I wish it would go away, for me and for others. But I know that's not an answer. I know the pain will always be part of my life as it is for others. I hate it but that doesn't change the fact that I must accept it. Its something that will kill me one day and that day will be a good day. In the meantime the struggle through it all is almost purpose in itself.
The struggleis with 'god' or whatever name people give to the entity and experience. The knowledge that there is a controlling, noncorporeal force or being in my life causing the harm and upset, controlling and manipulating everything, toying and playing with me and my life and my senses and my reality was a brutal awakening. The conventional view that this entity is responsible for the good only is incorrect. It saves the lives of people after the tsunami but also caused the tsunami.
Facing it alone was very hard. There was no one I could talk to about this experience. There was no one to help me cope. I couldn't open up while I was going through it because I didn't have the strength or resolve. I was afraid of being thought of as a psycho or a schizo. I didn't want people to think I was mad.
That's changed though. I now know I am mad. It makes me sad because I know the negative meaning of that term. I know the expectation is that I will become a social pariah looked after by the mental health system but I don't expect that to be true in my case. I know that expectation is only caused by stigma and society's maladaption to the full spectrum of the human experience. I know mad is just a word and the concept is only half the picture.
I know I am not alone in my madness. There are other people who go through the awakening or whatever it is called but are never seen by the mental health system or never reveal their true experience so never get the social label of weirdo or mad. My choice is to become more open about my madness and take the stigma of madness by the horns because there is nothing wrong nor ill about psychosis except that it is a distressing experience that is intensely, deeply stigmatised.
My hope is that through more openess from me there will be more openess. I see that as the way the stigma will change. Perhaps the fact that I can do it without (I hope) becoming a social pariah is a sign that the stigma is already changing. 40 years ago I'd have been immediately hospitalised were I to tell a psychiatrist that I have an unusual experience of consciousness.

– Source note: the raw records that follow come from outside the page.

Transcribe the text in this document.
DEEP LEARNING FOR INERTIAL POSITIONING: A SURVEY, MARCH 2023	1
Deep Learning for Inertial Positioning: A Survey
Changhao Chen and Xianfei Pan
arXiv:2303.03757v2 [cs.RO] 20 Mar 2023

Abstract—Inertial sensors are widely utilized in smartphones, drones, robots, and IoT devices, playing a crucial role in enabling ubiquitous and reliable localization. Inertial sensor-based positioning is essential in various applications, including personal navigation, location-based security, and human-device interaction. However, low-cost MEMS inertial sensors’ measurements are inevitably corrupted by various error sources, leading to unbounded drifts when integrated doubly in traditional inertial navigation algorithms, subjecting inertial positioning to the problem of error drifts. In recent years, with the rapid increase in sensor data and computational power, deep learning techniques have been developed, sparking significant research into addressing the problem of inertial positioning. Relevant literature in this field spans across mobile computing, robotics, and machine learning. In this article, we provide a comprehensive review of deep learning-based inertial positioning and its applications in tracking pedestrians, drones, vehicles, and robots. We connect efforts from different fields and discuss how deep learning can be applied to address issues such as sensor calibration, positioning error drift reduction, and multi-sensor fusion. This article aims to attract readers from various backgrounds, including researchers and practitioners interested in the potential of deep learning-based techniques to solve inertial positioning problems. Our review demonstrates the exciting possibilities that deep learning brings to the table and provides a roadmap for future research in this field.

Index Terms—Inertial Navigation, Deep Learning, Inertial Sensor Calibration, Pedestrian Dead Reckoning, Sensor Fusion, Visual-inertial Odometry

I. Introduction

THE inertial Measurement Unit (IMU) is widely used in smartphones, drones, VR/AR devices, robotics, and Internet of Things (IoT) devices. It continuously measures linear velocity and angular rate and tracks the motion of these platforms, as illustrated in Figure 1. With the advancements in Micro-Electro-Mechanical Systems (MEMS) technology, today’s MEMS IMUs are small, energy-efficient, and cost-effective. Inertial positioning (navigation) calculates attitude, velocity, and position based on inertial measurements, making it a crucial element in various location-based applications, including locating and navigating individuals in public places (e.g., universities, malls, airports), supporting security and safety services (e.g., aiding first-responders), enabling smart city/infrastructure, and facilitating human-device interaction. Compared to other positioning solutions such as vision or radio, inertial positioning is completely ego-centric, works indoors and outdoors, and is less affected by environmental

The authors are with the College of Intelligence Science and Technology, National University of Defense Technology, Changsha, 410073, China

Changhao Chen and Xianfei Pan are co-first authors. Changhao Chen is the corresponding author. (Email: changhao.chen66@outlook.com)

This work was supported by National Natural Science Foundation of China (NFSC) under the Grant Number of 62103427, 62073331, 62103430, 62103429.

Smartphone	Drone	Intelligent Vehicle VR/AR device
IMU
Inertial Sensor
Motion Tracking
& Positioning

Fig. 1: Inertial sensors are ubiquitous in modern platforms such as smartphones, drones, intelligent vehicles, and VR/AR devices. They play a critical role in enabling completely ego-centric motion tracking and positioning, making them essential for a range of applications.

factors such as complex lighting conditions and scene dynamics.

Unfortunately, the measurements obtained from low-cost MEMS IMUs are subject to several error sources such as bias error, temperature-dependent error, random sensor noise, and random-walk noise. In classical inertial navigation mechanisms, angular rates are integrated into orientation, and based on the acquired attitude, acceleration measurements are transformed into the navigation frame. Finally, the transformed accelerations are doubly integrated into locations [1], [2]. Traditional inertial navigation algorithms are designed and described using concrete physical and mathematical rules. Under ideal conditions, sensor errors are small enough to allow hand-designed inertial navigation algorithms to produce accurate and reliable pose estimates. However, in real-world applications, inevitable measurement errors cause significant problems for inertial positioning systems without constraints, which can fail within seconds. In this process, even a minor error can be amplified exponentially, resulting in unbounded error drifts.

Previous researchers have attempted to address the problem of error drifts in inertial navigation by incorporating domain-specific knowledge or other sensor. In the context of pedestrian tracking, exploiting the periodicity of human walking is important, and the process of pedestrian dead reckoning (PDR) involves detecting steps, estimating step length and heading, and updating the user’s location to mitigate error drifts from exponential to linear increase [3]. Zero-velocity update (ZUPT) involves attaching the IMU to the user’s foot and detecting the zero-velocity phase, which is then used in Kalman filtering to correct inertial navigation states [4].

It is an ill in society that can not be seen: the perscution, false pathologisation and stigmatisation of the same experiences that created the idea of god. It is an ill that creates the ill of psychosis. Post-Industrial Revolution society has forgotten what to do when psychosis happens. Less developed countries have better outcomes for schizophrenia because of their cultural alternative nonpsychatric explanations and perhaps also because of their lack of treatment with psychopharmaceuticals.
Friends and family are likely to tell a person to see a doctor because they have no idea what to do (a result of the 'great confinement' where the mad were housed in the asylums and removed from view (and this, again, was done for compassionate reasons)). Doctors are tell the person there is something wrong with them. They explain it as a problem with the person's brain and treat it with avolition and sedation-inducing medication that slowly kills the patient.
Few understand the sheer misery of the experience. Its not surprising the completed suicide rate is estimated at up to 10% of people with a diagnosis of schizophrenia. Depression is a walk in the park in comparison. Its not surprising people want to kill themselves when they go through this because the often face it alone and have no way to attempt to understand it other than as a malfunction of the brain.
I know it will change. I know it will get better. I know it takes time to shift this immense wrong that few can even see. I hope I can make that happen faster. There's purpose enough in that to keep me going.